Predictive ECDFs makes an apples-to-apples comparison of the data that could be generated by a model and the data that were observed. We would like to be able to do the same for variate-covariate models. The approach is the same; we use the generative model parametrized by the MLE to make data sets for the variate for given values of the covariate. We then plot percentiles of these data sets along with the observed data. Such a plot is shown below for the now very familiar spindle-size data set from Good, et al.

predictive_regression.png

General graphical model assessment

The examples of predictive ECDFs and predictive regression plots we have just seen are examples of graphical model assessment. The idea in both plots is to compare data that can be generated by the generative model and the data that were observed. Different kinds of measurements and different kinds of models may not lend themselves to the two example plots we have made.
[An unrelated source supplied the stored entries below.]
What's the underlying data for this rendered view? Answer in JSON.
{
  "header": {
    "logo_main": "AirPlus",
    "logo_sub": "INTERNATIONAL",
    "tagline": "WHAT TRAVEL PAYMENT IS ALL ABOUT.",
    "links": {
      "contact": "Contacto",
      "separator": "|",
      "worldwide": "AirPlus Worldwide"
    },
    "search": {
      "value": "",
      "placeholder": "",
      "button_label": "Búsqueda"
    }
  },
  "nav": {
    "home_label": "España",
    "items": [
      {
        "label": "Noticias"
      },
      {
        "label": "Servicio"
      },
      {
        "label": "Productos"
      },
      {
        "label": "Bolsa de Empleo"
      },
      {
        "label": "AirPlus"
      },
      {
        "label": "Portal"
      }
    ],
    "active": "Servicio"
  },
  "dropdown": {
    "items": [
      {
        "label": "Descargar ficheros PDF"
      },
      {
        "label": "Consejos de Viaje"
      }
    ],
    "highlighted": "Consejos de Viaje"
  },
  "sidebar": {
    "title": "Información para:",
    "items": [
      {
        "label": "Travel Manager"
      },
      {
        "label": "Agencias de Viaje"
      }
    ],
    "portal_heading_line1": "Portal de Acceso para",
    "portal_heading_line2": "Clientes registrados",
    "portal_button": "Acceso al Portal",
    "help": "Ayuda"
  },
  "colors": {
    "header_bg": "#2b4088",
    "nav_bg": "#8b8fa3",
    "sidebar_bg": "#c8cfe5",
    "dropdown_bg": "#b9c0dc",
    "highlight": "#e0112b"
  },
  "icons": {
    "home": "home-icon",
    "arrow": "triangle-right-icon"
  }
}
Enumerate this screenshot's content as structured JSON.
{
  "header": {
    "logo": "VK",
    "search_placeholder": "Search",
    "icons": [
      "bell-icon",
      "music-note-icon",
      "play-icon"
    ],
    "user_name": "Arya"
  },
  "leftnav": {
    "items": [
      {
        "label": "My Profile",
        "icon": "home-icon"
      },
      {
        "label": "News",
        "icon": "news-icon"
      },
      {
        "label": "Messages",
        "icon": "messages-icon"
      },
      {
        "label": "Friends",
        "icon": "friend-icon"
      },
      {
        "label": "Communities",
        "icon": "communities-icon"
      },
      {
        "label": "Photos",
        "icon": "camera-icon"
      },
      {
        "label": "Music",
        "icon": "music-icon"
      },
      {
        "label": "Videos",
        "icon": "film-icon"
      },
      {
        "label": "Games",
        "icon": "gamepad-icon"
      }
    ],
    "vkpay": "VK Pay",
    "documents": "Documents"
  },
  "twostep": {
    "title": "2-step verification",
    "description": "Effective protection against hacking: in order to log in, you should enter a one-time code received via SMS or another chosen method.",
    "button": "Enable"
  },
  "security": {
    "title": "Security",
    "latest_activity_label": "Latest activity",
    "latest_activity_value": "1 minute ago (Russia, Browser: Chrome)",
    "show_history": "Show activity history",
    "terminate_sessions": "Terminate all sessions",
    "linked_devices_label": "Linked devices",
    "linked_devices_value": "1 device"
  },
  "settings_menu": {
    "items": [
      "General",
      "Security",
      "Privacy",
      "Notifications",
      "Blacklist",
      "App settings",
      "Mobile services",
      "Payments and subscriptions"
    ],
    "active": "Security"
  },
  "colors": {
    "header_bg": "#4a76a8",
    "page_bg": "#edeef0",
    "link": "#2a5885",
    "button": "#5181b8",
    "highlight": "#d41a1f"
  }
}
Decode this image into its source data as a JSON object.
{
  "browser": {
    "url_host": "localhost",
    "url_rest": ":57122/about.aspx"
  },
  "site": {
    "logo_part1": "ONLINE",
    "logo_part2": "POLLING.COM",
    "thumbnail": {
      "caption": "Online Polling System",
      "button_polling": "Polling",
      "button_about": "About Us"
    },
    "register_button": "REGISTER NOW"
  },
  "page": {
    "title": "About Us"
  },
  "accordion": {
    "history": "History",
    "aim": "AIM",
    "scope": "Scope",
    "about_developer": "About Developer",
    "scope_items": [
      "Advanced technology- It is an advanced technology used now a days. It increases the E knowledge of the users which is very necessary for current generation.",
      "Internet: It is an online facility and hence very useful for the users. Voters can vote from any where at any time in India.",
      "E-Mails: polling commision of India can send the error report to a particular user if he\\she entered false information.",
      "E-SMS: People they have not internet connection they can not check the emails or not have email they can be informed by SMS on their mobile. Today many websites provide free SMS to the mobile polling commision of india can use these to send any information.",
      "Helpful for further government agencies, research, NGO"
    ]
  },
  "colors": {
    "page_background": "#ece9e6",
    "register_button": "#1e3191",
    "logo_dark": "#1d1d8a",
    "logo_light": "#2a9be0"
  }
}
This does not mean you cannot do graphical model comparison! You can be creative in displays that allow comparison of generated and observed data, and many measurement/model pairs require bespoke visualizations for this purpose.

Graphical model comparison vs. NHST

Null hypothesis significance testing seeks to check if the data produced in the experiment are commensurate with those that could be produced from a generative model. The approach is to do that through a single scalar test statistic. The graphical methods of model assessment shown here also check to see if the data produced in the experiment are commensurate with those that could be produced from the generative model, but we check it against the entire data set, and not just a single test statistic. Importantly, graphical model assessment does not tell us how probable it is that the generative model is correct. What it does tell us is if the generative model could have produced the data we observed.